Großkanzleien zahlen das höchste Gehalt
Die höchsten Gehälter werden meist in den großen, renommierten Anwaltskanzleien gezahlt. Kein Wunder, dass die meisten Absolventen hier gerne mitmischen würden. So kommen Berufseinsteiger in Kanzleien mit über 500 Mitarbeitern nach einer Auswertung des Beratungsunternehmens Personalmarkt im Schnitt auf 43.793 Euro Jahresgehalt. Wer bei einer Großkanzlei einsteigt, gehört damit im Vergleich zu anderen Hochschulabsolventen zu den Spitzenverdienern.
Kleine Kanzleien sind zurückhaltender
Anders sieht es bei den kleinen und mittelständisch geprägten Sozietäten aus. Laut der Hamburger Vergütungsberatung Personalmarkt reicht hier die Spanne im Mittel zwischen 33.892 Euro in Kanzleien mit bis zu fünf Mitarbeitern und 41.428 Euro in Kanzleien mit bis zu 100 Mitarbeitern.
Spitzen-Gehälter für Juristen in der Chemie-Industrie
Aufgesplittet nach Branchen zahlen die öffentliche Verwaltung und Behörden mit 30.972 Euro jährlich am wenigsten.
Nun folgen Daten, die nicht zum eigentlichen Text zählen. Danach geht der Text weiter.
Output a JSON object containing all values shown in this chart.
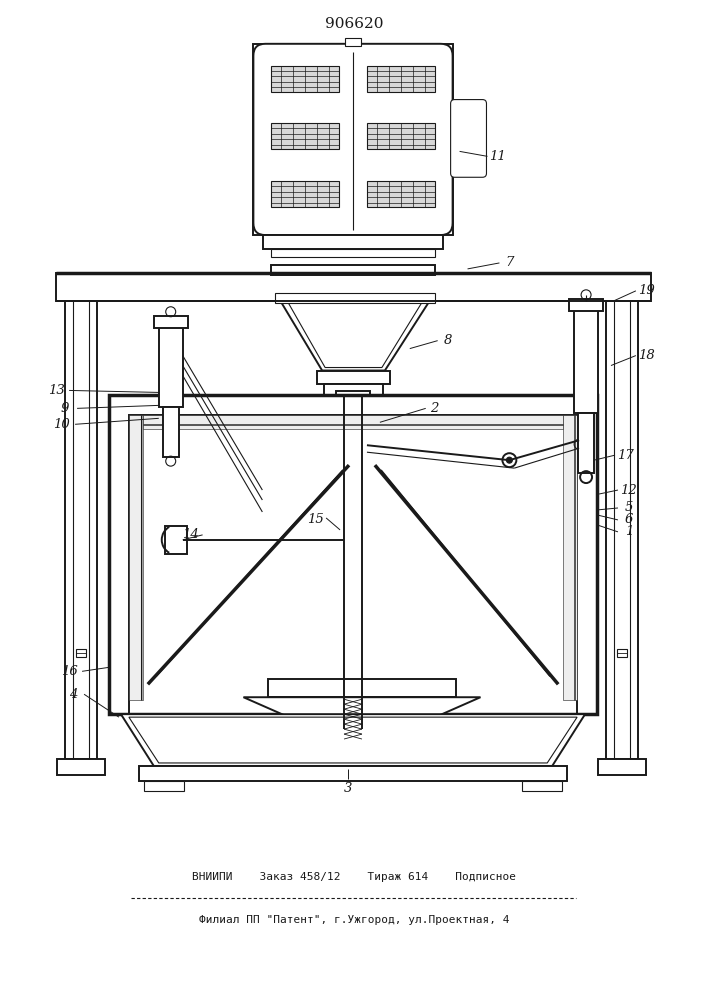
{
  "title": "906620",
  "bg_color": "#ffffff",
  "line_color": "#1a1a1a",
  "footer_line1": "ВНИИПИ    Заказ 458/12    Тираж 614    Подписное",
  "footer_line2": "Филиал ПП \"Патент\", г.Ужгород, ул.Проектная, 4"
}
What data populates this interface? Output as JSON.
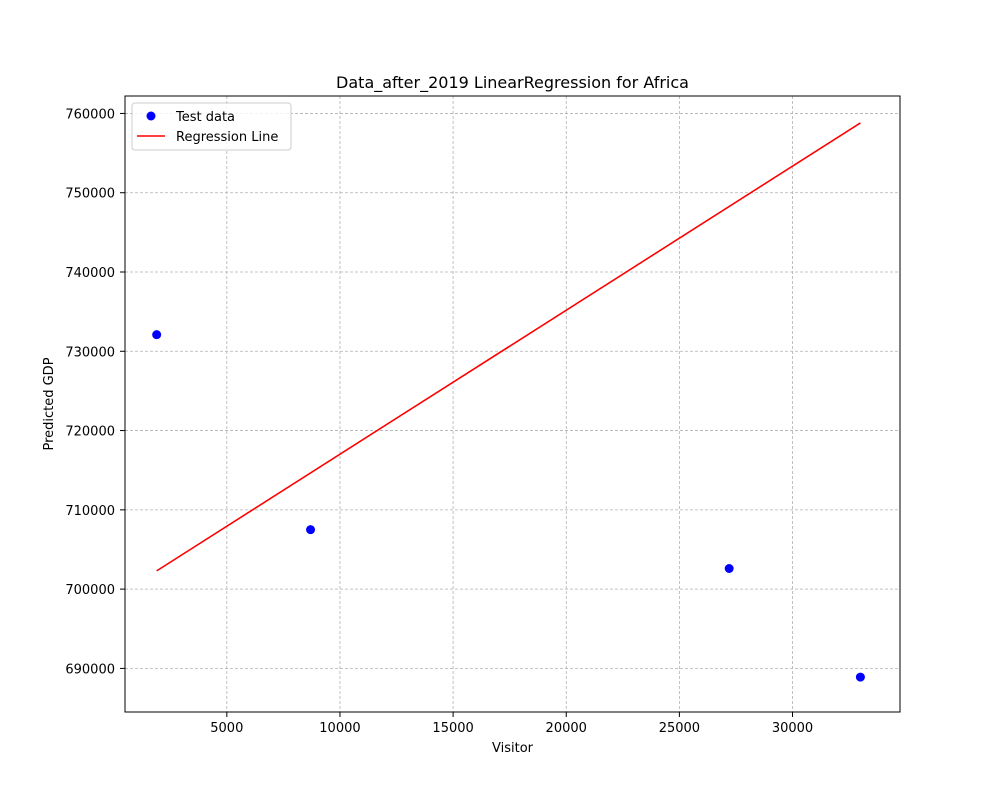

An der Spitze steht die Chemie-Industrie mit 46.820 Euro, gefolgt von der Pharma-Industrie mit 46.620 Euro. Auswirkungen auf das Gehalt hat auch die Position, in der Juristen einsteigen. Am unteren Ende der Skala stehen Rechtsspezialisten als Assistenten der Geschäftsführung mit 39.091 Euro im Durchschnitt. Es folgen Personalreferenten mit 42.162 Euro jährlich und Justiziare mit 44.220 Euro. Die höchsten Gehälter zahlen Unternehmensberatungen mit 48.576 Euro.